AJ McKee po raz pierwszy w swojej karierze stoczył pojedynek nie tylko w Japonii, ale także pod sztandarem innej organizacji niż Bellator. Amerykanin podjął Roberto de Souzę w main evencie gali RIZIN x Bellator, konfrontując się z aktualnym mistrzem japońskiej promocji i finalnie go pokonując. Teraz, McKee nawołuje o walkę o pas, gdyż zwycięstwo nad mistrzem już w swoim dorobku posiada.

Były mistrz Bellatora w kategorii piórkowej oraz zwycięzca Grand Prix w tej wadze – AJ McKee ostatniego dnia roku rywalizował w main evencie wspólnie organizowanego wydarzenia przez RIZIN oraz Bellator w Japonii. McKee podjął Roberto de Souzę, który jest aktualnym posiadaczem pasa japońskiej promocji i ostatecznie, choć nie bez problemów – pokonał Brazylijczyka jednogłośnie na punkty. Zwycięstwem tym, przypieczętował rekord Bellatora w konfrontacji z RIZIN do 5-0.

Gale MMA oraz inne rozgrywki sportowe możesz obstawiać na stronie eFortuna.pl – legalnego polskiego bukmachera.

Co ciekawe, pomimo dotychczasowych dwudziestu pojedynków w karierze, Amerykanin po raz pierwszy walczył pod sztandarem innej organizacji niż Bellator.
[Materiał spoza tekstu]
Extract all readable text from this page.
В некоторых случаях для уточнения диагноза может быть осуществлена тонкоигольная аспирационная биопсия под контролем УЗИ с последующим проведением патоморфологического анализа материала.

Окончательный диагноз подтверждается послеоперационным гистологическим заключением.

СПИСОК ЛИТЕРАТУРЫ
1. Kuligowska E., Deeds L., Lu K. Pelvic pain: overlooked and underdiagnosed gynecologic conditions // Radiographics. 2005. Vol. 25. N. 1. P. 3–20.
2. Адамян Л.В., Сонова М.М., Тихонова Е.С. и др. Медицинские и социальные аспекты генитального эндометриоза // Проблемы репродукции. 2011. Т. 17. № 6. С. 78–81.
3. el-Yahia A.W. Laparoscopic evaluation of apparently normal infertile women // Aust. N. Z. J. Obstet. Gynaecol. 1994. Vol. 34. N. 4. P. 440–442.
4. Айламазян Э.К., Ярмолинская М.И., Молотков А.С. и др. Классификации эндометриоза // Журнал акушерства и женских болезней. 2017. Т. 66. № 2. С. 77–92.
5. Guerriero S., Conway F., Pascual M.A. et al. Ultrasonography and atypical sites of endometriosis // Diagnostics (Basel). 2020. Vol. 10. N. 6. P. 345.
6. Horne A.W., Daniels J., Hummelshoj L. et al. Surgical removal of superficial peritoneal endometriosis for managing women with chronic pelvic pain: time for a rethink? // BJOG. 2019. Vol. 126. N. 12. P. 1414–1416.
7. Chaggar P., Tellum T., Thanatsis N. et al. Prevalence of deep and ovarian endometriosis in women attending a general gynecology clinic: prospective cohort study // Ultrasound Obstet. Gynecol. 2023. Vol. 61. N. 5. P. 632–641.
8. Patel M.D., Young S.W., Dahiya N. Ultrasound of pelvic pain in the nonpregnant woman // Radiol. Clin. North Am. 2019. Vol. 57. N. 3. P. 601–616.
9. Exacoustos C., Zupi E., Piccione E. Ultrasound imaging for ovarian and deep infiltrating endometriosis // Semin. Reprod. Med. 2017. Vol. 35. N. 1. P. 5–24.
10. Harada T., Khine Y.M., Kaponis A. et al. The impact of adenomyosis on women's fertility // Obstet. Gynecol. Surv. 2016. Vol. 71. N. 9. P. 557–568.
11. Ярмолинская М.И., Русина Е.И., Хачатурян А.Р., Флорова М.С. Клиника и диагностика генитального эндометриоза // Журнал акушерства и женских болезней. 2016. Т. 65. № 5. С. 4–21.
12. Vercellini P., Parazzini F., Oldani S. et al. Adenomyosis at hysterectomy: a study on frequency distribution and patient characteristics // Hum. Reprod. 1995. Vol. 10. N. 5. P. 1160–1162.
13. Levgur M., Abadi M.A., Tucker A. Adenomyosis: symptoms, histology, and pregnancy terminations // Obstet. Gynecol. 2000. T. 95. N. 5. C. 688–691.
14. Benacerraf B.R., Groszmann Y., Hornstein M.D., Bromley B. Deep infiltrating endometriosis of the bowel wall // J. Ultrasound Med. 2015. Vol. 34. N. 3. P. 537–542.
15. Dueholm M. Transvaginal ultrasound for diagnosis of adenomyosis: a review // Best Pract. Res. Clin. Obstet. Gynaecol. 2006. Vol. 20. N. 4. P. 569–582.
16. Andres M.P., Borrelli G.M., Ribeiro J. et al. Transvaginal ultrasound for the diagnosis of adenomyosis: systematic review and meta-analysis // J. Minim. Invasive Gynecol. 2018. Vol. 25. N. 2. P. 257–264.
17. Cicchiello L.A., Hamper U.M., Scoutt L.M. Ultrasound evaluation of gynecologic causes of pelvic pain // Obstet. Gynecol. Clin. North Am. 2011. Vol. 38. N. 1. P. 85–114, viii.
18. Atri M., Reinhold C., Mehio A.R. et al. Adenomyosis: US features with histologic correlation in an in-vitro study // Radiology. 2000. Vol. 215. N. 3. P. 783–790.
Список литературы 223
Był to także jego pierwszy występ w Japonii, wcześniej raptem dwukrotnie wyjeżdżał toczyć boje poza Stany Zjednoczone – było to w Dublinie – w Irlandii oraz w Torino – we Włoszech.

Jakie doświadczenie wyniósł były mistrz Bellatora walcząc w Japonii?

Próbuję to wszystko pochłonąć. Być tu i walczyć dla fanów w Japonii to doświadczenie życiowe, które zostanie z Tobą na zawsze. Oni po prostu doceniają piękno tego sportu znacznie bardziej tutaj. To dla mnie zaszczyt być tu i zrobić dla nich wielkie show. To fenomenalne miejsce, fani są fenomenalni, kultura jest fenomenalna. To dla mnie zaszczyt być tu, szczerze. Słyszałem wiele historii o tym miejscu i uświadczyłem tu wiele świetnych walk, więc to dla mnie wielka rzecz w końcu móc tutaj być oraz być częścią tego widowiska.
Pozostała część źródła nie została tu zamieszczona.